© Copyright 2018 Mag Medya
Başa Dön

Next Level AVM’de Yasemin İlhan İle Kışa Hazırlık

Next Level AVM’de Yasemin İlhan İle Kışa Hazırlık

Uzun yıllar yurt içi ve yurt dışında jazz ve latin müzik tarzında orkestra solistliği yapan, sahne stilini tamamlamak için tasarlamış olduğu kolyelerin çok beğenilmesi üzerine 2013 yılında tamamen el yapımı kolyelerden oluşan ve kendi markasını kuran Yasemin İlhan ile Next level AVM’de alışverişe çıktık ve kışın en trend parçalarını keşfettik.

Sizi tanıyabilir miyiz?
1976 doğumluyum. Aslen Mersinli bir aileyiz. Devlet memuru bir ailenin çocuğu olduğum için eğitim hayatım farklı şehirlerde geçti. 1993 yılından beri Ankara’da yaşıyorum. Müziğe olan yoğun ilgim ve yeteneğim daha sonra profesyonel anlamda bu işi yapabilmeme yol açtı ve uzun yıllar jazz-latin müzik tarzında yurt içi ve yurt dışında orkestra solistliği yaptım. Yaklaşık üç yıldır aktif olarak solistlik yapmıyorum. Çok nadiren kıramadığım bazı dostlarımın dernek geceleri gibi özel etkinlik veya davetlerde senede bir iki kez sahne alıyorum. Bunun dışında yarı değerli taşlardan tasarladığım özel takılar için 2013 yılında kendi markamı kurdum ve halen Yasemin İlhan markası adı altında koleksiyonlar hazırlıyorum.
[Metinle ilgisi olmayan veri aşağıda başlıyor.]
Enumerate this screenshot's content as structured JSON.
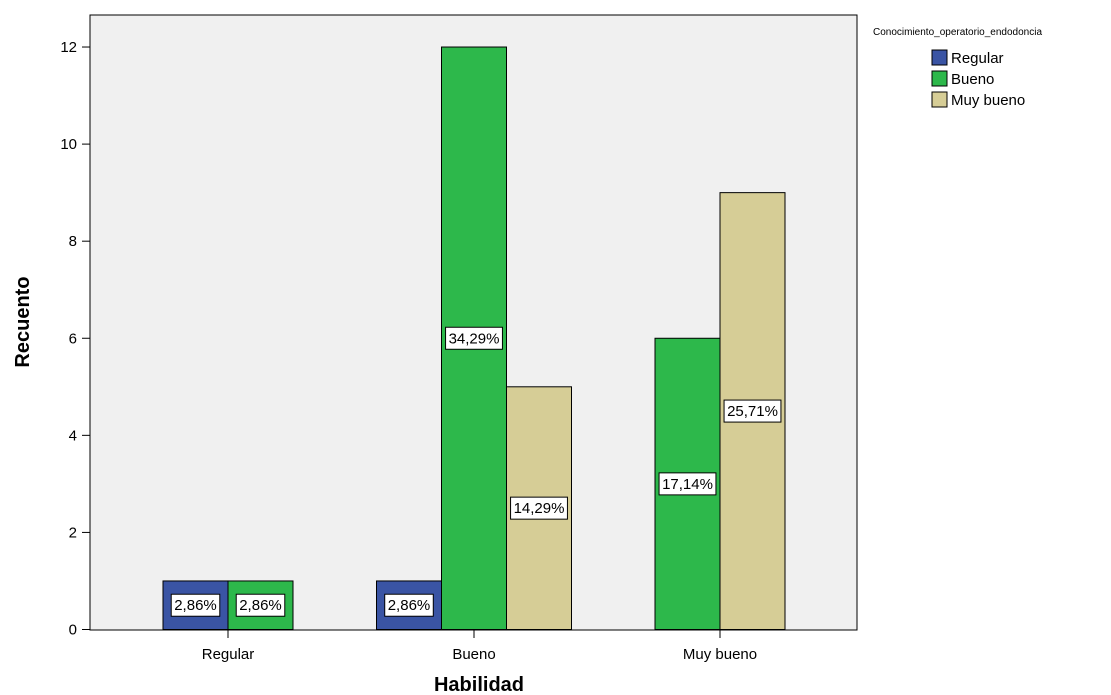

Bir gününüzü nasıl geçiriyorsunuz, neler yapıyorsunuz?
Maalesef güne geç başlayanlardanım. Çünkü yıllarca sahne temposuna alışan bir uyku düzenim ve bioritmim var. Gece erken yatmayı başaramadığım için erken güne başlayamıyorum. Şu sıralar markamın devam eden kış koleksiyonu için çalışıyorum. Gerçekten her biri tek tek el emeği olduğu için bir kolyeyi tasarlayıp bitirmek yorucu oldukça yorucu oluyor. Arta kalan zamanları da biraz sosyal hayata, arkadaşlara, biraz spora, biraz da kendime ayırmaya çalışıyorum.

Alışveriş düşkünü müsünüz? Ne kadar sıklıkta alışverişe çıkarsınız ?
Alışverişi severim. Modayı ve tasarımcıları iyi takip ettiğim için sezon başından belirlediğim, gardırobuma eklemek istediğim parçalar vardır zaten. Genellikle sezon başlangıçlarında sıklıkla alışverişe çıkarım.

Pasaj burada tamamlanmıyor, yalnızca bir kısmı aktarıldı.